IPM Take
This report shows why biomarker testing cannot be treated as a checkbox. Even when tests enter guidelines, patients can still be missed because of workflow gaps, payer alignment, turnaround time, local champions and diagnostic capacity. The access failure is not always dramatic. Sometimes it is simply that the eligible patient was never tested at the right moment.
Executive Summary
IQVIA Institute’s March 2026 report, Advancing Precision Oncology: Trends in Oncology Biomarker Testing in the U.S., examines adoption of biomarker testing across non-small cell lung cancer, breast cancer, ovarian cancer and prostate cancer. The report finds that testing rates for established biomarkers have improved since 2020, approaching 95% in NSCLC, 80% in breast and ovarian cancer, and 75% in prostate cancer as of December 2024. IQVIA also warns that persistent gaps in testing, turnaround and implementation can still prevent eligible patients from receiving timely personalised treatment.
Why it matters
- Diagnostics / pathology: Need reliable testing workflows, turnaround standards and reporting systems so biomarker results reach clinicians before treatment decisions are made.
- Clinicians: Should ensure guideline-recommended biomarker testing is triggered early enough, especially when treatment eligibility depends on molecular results.
- Payers: Need coverage policies that support timely testing, not only access to the targeted therapy after eligibility has already been proven.
Before widespread precision oncology, cancer treatment eligibility was often based mainly on tumour site, stage and clinical characteristics. Now, eligibility increasingly depends on molecular results. That makes biomarker testing a gateway to treatment, not a side diagnostic step.

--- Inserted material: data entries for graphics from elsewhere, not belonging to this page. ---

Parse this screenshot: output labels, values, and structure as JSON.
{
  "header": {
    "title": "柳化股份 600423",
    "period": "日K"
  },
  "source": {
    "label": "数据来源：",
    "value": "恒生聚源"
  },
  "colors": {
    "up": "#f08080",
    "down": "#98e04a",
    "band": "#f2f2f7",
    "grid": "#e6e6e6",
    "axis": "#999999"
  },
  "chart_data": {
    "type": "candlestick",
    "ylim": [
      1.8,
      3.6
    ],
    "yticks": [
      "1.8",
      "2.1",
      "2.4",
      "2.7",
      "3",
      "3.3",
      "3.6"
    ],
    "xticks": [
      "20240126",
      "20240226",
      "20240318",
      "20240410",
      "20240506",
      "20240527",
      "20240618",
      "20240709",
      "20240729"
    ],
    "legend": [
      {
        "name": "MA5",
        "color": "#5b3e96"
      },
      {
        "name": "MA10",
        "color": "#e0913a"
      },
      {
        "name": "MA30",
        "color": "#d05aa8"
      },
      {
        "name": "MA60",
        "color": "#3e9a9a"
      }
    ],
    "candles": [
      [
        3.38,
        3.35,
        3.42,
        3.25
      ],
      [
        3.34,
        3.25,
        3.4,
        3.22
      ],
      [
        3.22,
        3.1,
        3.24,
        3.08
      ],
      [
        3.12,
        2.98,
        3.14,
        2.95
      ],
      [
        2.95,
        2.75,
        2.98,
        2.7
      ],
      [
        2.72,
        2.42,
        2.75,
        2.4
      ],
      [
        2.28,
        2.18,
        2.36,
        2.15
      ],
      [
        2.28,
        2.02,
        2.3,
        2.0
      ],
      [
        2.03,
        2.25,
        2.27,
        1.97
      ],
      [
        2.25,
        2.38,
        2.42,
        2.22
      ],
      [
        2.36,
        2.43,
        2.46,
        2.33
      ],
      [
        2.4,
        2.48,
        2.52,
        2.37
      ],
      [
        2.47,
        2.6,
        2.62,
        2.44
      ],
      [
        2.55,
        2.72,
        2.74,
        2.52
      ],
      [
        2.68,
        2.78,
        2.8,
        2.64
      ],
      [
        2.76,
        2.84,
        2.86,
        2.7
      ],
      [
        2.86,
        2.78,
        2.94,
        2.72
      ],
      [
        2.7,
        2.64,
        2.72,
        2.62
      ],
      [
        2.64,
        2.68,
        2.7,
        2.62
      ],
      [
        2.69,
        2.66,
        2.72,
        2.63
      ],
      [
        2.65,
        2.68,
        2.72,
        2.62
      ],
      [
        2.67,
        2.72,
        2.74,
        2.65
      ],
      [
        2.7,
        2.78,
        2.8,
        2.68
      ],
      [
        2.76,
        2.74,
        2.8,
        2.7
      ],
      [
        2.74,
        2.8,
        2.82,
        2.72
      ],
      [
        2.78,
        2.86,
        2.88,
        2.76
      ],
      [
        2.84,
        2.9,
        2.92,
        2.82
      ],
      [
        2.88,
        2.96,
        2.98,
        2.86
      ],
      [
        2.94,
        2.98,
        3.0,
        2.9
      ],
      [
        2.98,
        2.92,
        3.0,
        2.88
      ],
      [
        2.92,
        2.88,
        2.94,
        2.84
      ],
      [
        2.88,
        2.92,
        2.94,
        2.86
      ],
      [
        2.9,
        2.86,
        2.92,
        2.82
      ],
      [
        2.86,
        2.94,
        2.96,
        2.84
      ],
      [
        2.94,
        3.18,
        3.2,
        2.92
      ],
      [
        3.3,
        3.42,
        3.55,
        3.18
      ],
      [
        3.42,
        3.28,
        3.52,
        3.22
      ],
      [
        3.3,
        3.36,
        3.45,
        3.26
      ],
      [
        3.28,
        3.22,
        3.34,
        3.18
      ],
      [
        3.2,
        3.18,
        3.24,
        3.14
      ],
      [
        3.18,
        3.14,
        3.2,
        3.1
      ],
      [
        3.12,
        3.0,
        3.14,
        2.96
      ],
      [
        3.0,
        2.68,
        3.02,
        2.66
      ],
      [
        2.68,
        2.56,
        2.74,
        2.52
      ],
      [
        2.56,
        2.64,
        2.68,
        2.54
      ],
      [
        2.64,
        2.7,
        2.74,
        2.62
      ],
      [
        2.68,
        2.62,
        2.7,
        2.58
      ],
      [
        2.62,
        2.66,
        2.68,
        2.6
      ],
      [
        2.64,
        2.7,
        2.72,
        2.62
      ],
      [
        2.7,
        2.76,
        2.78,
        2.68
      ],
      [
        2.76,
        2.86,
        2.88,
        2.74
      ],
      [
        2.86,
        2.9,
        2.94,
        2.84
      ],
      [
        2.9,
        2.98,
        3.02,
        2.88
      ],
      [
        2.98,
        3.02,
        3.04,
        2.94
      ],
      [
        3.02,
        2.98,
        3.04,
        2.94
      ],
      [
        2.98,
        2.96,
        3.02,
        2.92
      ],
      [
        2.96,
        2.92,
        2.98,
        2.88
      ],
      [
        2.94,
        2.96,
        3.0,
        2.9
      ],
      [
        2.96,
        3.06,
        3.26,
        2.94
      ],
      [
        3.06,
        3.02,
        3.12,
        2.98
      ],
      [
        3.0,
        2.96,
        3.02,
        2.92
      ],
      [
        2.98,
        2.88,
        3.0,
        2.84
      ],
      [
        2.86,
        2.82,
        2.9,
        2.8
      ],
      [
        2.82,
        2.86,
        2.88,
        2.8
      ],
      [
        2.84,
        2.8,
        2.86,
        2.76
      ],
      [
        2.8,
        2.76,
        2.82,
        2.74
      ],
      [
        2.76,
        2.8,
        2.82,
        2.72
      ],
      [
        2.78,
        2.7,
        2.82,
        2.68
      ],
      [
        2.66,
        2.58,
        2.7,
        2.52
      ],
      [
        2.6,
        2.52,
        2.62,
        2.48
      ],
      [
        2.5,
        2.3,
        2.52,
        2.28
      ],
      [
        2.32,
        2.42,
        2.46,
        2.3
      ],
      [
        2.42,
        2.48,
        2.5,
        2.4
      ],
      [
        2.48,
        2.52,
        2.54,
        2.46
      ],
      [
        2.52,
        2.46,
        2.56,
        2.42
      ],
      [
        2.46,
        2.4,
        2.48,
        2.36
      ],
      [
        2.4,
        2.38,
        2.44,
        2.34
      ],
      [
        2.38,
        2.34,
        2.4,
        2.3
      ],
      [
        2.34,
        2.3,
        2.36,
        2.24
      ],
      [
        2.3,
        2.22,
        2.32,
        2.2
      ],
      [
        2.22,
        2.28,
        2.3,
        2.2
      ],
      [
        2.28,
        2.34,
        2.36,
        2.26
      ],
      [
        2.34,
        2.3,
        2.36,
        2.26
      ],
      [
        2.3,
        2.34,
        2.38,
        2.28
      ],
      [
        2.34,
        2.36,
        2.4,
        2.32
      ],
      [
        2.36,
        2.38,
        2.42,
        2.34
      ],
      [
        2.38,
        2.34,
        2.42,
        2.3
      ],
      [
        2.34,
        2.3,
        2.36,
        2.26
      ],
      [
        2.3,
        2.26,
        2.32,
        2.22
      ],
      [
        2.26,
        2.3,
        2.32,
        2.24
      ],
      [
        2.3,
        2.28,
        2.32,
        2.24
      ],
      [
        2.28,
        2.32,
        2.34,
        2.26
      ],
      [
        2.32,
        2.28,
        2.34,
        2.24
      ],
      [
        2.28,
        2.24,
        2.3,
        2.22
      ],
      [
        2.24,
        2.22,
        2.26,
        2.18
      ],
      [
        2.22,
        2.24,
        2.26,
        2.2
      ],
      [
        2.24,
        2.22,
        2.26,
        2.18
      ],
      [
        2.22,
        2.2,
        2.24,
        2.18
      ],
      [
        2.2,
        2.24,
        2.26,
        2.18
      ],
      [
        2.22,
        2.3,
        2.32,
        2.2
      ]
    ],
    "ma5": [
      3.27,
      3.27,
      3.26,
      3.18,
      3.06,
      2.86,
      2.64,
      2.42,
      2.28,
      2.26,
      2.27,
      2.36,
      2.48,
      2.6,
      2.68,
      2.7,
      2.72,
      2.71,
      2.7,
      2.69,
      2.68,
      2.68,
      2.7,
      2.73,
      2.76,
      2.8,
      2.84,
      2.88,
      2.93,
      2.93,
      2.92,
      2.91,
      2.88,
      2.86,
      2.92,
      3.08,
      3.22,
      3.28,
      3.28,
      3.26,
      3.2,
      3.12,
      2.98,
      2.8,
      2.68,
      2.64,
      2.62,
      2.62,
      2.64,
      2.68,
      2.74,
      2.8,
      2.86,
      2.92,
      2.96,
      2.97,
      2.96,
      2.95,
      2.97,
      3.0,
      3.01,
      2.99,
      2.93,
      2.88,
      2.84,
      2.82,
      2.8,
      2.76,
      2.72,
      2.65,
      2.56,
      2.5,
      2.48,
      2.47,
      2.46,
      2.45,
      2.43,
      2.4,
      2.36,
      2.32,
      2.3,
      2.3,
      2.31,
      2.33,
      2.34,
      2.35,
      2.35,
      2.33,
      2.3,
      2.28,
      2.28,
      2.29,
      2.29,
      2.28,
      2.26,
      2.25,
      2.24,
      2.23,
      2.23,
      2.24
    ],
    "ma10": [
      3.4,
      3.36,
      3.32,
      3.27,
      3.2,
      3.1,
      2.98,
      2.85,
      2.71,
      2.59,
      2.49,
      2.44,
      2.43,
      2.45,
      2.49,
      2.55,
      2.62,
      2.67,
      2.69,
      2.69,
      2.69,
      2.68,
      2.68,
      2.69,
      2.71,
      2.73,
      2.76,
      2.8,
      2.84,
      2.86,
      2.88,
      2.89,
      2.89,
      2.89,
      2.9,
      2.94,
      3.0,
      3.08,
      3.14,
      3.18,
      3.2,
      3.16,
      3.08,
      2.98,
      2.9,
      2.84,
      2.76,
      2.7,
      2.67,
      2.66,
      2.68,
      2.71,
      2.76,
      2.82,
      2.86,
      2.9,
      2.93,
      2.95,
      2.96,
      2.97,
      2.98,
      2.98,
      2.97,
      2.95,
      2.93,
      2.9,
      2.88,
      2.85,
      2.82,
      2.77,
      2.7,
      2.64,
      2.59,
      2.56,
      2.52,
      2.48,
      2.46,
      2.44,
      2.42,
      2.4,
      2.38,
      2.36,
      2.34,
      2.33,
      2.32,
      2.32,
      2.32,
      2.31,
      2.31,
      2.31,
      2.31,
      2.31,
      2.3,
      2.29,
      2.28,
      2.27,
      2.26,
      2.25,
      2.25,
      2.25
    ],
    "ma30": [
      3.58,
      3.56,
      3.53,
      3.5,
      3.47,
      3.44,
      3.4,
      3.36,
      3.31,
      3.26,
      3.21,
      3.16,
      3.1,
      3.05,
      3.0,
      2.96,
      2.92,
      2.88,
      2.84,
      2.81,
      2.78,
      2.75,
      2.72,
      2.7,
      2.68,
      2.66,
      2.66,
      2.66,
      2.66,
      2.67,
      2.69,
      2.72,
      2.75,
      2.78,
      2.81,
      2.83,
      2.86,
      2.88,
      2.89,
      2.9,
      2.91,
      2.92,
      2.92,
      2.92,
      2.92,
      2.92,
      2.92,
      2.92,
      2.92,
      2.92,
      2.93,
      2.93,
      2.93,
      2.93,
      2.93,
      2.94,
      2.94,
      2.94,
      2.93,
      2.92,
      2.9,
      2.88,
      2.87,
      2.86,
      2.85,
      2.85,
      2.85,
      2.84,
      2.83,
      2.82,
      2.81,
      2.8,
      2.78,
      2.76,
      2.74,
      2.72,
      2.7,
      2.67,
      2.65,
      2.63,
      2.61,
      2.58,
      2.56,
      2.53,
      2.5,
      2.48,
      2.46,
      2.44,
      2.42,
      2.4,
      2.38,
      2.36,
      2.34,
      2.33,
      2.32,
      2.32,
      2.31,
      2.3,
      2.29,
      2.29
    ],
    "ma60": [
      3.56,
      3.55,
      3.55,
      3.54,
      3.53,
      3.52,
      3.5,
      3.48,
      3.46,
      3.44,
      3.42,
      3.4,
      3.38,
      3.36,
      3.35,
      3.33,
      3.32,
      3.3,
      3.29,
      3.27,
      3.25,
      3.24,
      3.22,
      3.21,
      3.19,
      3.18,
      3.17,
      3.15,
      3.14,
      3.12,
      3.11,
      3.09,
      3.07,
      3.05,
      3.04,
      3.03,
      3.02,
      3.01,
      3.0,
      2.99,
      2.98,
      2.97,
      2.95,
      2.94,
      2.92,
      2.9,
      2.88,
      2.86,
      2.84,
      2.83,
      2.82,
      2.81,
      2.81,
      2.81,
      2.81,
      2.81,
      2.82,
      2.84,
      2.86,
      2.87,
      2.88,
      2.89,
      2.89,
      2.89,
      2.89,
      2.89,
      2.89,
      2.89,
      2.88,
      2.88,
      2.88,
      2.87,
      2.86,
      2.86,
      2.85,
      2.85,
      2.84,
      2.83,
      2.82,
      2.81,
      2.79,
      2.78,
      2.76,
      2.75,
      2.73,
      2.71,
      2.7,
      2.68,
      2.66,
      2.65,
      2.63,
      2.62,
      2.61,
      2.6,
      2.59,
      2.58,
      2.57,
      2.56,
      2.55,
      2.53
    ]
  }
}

What has changed is that testing has become more common across major cancers, but not uniformly implemented. IQVIA reports strong uptake for established biomarkers in NSCLC and improving rates in breast, ovarian and prostate cancer. The report identifies three factors that help testing move into routine practice: strong clinical evidence together with FDA and payer alignment, inclusion in national guidelines, and institution-level advocacy through oncologists, pathologists and workflow integration.
The affected population is patients whose treatment eligibility depends on biomarker status. The problem is not only whether a test exists. It is whether the right patient is tested at the right time, whether the result is returned quickly, and whether the treatment pathway can act on it.
For IPM, the lesson is clear: the next access benchmark is not only whether a targeted therapy exists. It is whether every eligible patient is tested early enough for the result to change care.